Common Causes of Acid-Base Disorders
Metabolic Acidosis
Elevated AG: Lactic acidosis (sepsis, shock, seizures), diabetic ketoacidosis, renal failure (uremia), toxic ingestion (methanol, ethylene glycol, salicylates)
Normal AG: Diarrhea, renal tubular acidosis (RTA), saline resuscitation (dilutional), acetazolamide use, ureteral diversion
Metabolic Alkalosis
Chloride-responsive (urine Cl < 25): Vomiting, NG suction, diuretic use (post-effect), post-hypercapnia
Chloride-resistant (urine Cl > 40): Hyperaldosteronism, Cushing syndrome, Bartter/Gitelman syndrome, severe hypokalemia
Respiratory Acidosis
Acute: Airway obstruction, pneumothorax, pulmonary edema, drug overdose (opioids, benzodiazepines), neuromuscular paralysis
Chronic: COPD, obesity hypoventilation syndrome, neuromuscular disease, chest wall deformity
Respiratory Alkalosis
Common causes: Anxiety/hyperventilation, pain, fever, sepsis, pulmonary embolism, pregnancy, salicylate toxicity (early), high altitude, mechanical ventilation (overventilation)
Frequently Asked Questions
What does a normal pH with abnormal PaCO₂ and HCO₃⁻ mean?
A normal pH (7.35–7.45) with abnormal PaCO₂ and HCO₃⁻ typically indicates either: (1) a fully compensated acid-base disorder, or (2) a mixed acid-base disorder where opposing disturbances cancel out. Look at which value is most abnormal and consider the clinical context. Chronic disorders have more time for compensation and may achieve near-normal pH.
Can a patient have multiple acid-base disorders simultaneously?
Yes, mixed acid-base disorders are common, especially in critically ill patients. For example, a patient with sepsis may have both a lactic acidosis (metabolic acidosis) and a respiratory alkalosis from hyperventilation. The anion gap, delta-delta ratio, and comparison of measured vs. expected compensation help identify mixed disorders.
What is the normal anion gap?
The normal anion gap is typically 8–12 mEq/L. Some labs use a normal range of 10–12 mEq/L. The exact normal value depends on the lab's methodology and whether potassium is included in the calculation. Always compare to your laboratory's reference range.
Why is albumin important for the anion gap?

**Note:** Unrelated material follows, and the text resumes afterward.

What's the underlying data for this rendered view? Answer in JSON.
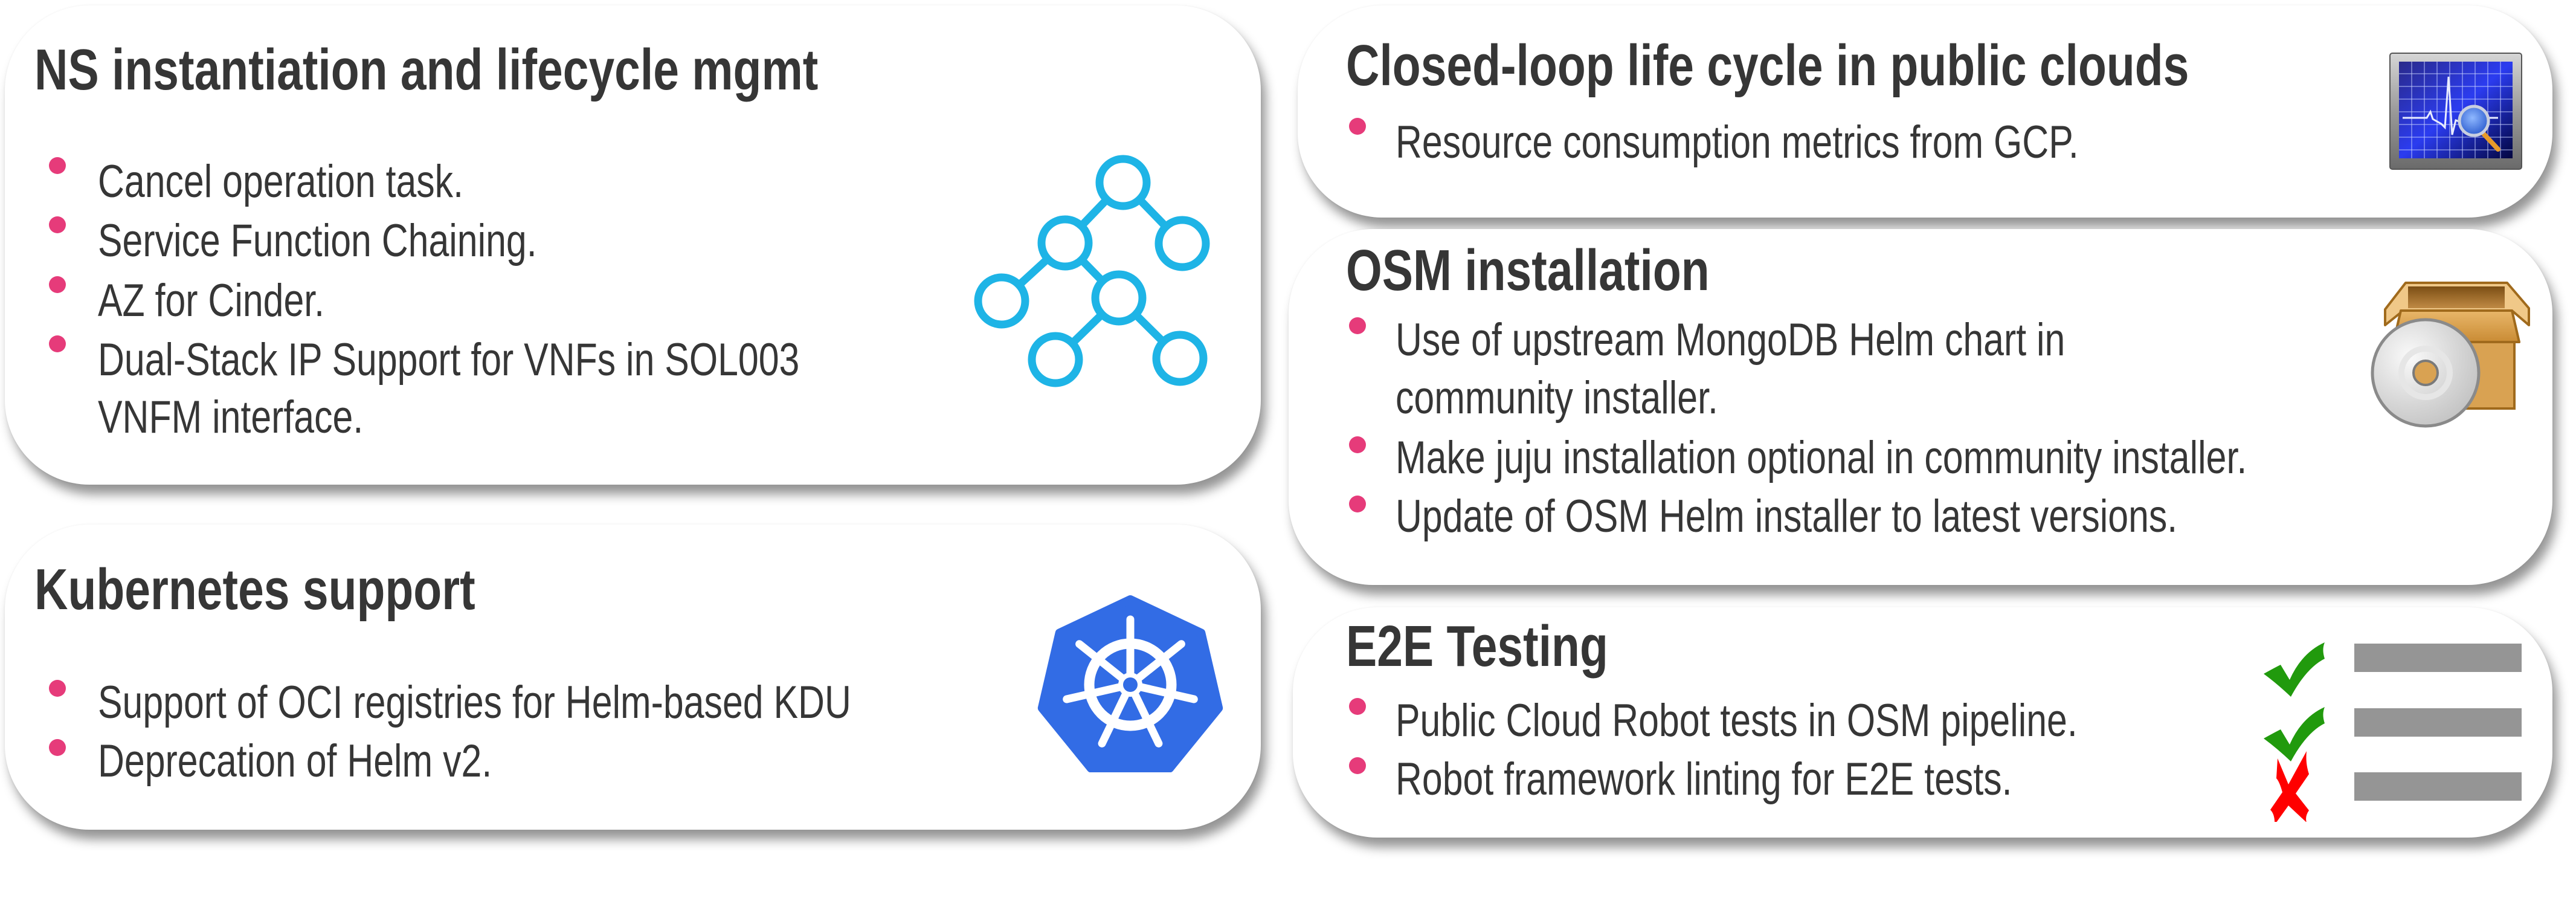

Albumin is a negatively charged protein that constitutes a significant portion of the unmeasured anions making up the normal anion gap. In critically ill patients, albumin levels are frequently low (hypoalbuminemia). This can mask an elevated anion gap acidosis — the AG may appear "normal" even though excess acids are present. The corrected anion gap accounts for this by adding 2.5 mEq/L to the AG for every 1 g/dL decrease in albumin below 4.0.
What is base excess?
Base excess (BE) is the amount of strong acid (in mEq/L) needed to return blood pH to 7.40 at a PaCO₂ of 40 mmHg and 37°C. A positive BE indicates excess base (metabolic alkalosis), while a negative BE (also called base deficit) indicates excess acid (metabolic acidosis). Normal BE is -2 to +2 mEq/L. It provides a pure measure of the metabolic component independent of respiratory effects.